Evolution Broadband expects to file a waiver request today with the Federal Communications Commission in regard to receiving a three-year waiver on its low-cost, HD-capable set-top box.
Evolution was successful in gaining a waiver from the FCC last month for its standard-definition set-top box with a digital terminal adapter (DTA), which meant it could offer its DMS-1002 and DMS-1002 CA boxes in a price range of $44-$50 per box to cable operators, as opposed to the more advanced set-top boxes with separable security that cost hundreds of dollars more. With the DTAs, cable operators are able to reclaim analog bandwidth to offer additional HD or VOD choices, or more services.
The FCC found that Evolution’s first waiver request met the criteria for the limited-capacity standard that was in its 2005 Deferral Order. The FCC’s integration ban went into effect in July 2007 and required that cable operators deploy set-top boxes with removable CableCards, which drove up the prices of those boxes.
This time around, Evolution is trying to get a waiver on its DMS-1004HD-CA set-top box, which is a one-way device that doesn’t have digital video recording capabilities, broadband Internet access or multiple tuners. The box comes with conditional access from Conax through a removable SIM card. The DMS-1004HD would sell for under $100 in “reasonable volumes,” according to Evolution President Brent Smith.
“The DMS-1004HD-CA set-top box is identical to the low-cost, limited-capability set-top boxes for which the Commission granted Evolution a three-year general waiver of the integration ban,” Evolution wrote in its filing. “The only difference is that the DMS-1004HD-CA set-top box provides HD functionality. As the Commission has recently concluded, it is now appropriate to add HD functionality to the list of one-way capabilities that can qualify for a waiver of the integration ban.”

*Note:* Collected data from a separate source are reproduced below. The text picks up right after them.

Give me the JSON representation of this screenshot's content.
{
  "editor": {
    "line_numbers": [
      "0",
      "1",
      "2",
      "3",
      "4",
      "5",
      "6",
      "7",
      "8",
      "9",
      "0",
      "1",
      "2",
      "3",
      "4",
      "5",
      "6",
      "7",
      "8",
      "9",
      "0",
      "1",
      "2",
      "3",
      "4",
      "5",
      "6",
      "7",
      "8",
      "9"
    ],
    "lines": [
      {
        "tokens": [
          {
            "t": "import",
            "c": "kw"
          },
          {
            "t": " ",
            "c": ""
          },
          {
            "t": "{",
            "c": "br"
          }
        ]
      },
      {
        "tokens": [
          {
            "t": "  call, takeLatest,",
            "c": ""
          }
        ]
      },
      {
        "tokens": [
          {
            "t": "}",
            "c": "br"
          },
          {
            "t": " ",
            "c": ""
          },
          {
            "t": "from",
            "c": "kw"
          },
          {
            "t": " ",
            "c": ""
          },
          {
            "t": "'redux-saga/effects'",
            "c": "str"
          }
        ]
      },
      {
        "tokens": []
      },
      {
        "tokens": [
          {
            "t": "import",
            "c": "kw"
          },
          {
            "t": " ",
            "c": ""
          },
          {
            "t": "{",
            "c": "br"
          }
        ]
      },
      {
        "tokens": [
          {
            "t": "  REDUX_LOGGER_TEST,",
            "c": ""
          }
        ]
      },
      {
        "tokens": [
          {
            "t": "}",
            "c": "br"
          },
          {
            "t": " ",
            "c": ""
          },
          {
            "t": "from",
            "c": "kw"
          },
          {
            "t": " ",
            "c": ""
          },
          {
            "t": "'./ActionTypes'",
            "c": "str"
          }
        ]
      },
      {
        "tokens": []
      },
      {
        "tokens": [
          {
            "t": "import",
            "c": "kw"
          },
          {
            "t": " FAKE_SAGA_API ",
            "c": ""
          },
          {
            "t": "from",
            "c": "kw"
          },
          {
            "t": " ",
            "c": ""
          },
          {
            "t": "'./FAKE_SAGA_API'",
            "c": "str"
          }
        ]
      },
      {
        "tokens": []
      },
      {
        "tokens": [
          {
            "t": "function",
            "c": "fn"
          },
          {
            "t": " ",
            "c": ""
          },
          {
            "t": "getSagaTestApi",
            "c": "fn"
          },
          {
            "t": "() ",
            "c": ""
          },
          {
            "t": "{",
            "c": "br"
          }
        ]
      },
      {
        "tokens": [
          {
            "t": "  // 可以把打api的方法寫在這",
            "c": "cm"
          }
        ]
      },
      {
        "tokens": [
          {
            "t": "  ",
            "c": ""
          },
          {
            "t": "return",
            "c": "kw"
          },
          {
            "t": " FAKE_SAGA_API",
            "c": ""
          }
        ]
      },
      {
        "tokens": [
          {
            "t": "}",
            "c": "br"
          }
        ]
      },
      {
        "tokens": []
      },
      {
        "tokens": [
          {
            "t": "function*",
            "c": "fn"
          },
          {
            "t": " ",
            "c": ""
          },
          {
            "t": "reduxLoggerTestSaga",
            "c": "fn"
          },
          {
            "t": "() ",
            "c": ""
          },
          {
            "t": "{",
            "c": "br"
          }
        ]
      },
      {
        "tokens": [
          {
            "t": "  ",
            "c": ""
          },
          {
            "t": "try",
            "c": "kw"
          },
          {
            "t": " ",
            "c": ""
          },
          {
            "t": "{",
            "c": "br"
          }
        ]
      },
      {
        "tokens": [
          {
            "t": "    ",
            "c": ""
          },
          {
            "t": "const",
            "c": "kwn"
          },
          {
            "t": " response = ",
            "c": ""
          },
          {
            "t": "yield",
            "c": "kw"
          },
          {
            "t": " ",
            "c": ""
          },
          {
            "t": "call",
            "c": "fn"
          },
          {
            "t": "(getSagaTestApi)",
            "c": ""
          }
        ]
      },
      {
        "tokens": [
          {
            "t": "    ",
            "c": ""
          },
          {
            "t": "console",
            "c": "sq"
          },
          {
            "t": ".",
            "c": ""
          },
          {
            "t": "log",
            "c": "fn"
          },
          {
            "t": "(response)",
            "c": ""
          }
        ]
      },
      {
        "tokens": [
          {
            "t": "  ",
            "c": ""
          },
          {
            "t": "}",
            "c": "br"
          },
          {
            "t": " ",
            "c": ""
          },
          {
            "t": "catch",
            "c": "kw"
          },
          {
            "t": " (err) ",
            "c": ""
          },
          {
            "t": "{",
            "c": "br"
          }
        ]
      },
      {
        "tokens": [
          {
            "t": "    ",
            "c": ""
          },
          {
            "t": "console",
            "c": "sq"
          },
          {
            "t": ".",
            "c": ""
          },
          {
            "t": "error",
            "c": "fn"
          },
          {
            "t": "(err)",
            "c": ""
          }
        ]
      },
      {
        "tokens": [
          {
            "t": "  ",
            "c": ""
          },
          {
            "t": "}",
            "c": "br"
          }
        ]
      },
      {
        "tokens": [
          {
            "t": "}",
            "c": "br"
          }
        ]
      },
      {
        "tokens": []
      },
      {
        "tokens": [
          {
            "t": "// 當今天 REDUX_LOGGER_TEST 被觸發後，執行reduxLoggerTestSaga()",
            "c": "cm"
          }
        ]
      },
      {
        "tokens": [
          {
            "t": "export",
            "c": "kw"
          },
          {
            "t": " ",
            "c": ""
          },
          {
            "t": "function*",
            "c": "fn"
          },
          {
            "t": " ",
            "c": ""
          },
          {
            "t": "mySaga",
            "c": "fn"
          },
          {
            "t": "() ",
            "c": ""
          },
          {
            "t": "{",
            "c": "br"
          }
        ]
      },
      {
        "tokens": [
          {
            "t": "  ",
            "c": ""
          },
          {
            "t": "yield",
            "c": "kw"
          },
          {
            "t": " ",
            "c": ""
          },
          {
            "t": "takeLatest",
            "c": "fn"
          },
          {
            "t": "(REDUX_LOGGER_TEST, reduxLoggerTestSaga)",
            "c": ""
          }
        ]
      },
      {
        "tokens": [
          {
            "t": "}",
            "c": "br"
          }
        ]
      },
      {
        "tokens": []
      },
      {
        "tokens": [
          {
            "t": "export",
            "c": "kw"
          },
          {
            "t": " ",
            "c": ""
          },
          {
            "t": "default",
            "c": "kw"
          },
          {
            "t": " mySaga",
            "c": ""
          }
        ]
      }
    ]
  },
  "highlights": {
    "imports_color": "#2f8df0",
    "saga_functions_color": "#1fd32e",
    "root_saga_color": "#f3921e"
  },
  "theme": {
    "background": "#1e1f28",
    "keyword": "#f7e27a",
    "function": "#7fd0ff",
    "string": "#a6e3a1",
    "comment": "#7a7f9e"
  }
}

Evolution contends that HD functionality was added to the FCC’s list of one-way capabilities after the FCC ruled in favor of granting a waiver to CableOne earlier this year. CableOne’s waiver lets it deploy a lower-cost set-top box for HD services without the more costly CableCards in them. In short, HD is now “commonplace” and should be added to the list of one-way capabilities that qualify for waivers, Evolution said in its filing.
Evolution also advocated the use of DVB SimulCrypt in its filing, which means that its Conax conditional access technology could run on the same systems as CA offerings from Cisco and Motorola.
“We are heavily pushing for Motorola and Cisco to support DVB SimulCrypt in the U.S.,” Evolution’s Smith said via email to CED. “SimulCrypt would allow for multiple security systems to coexist on the same network. For example, Conax and Moto or Cisco CA systems would deliver their encryption keys on the same QAMs with no duplication required. Essentially this means that all legacy boxes would continue to work, but it would allow the operator to deploy different boxes with any DVB CA-based security system. Think of it as Harmony or Passage on steroids.
“It is extremely important that the U.S. operators know that both Motorola and Cisco are actively promoting their products as compatible to DVB SimulCrypt in every market outside of North America. They have the technical capability of offering SimulCrypt, but are not doing so in the U.S. because of their stranglehold on the market.”
Smith said that SimulCrypt has the potential to lower set-top box prices on the same scale that DOCSIS lowered cable modem prices when it was implemented.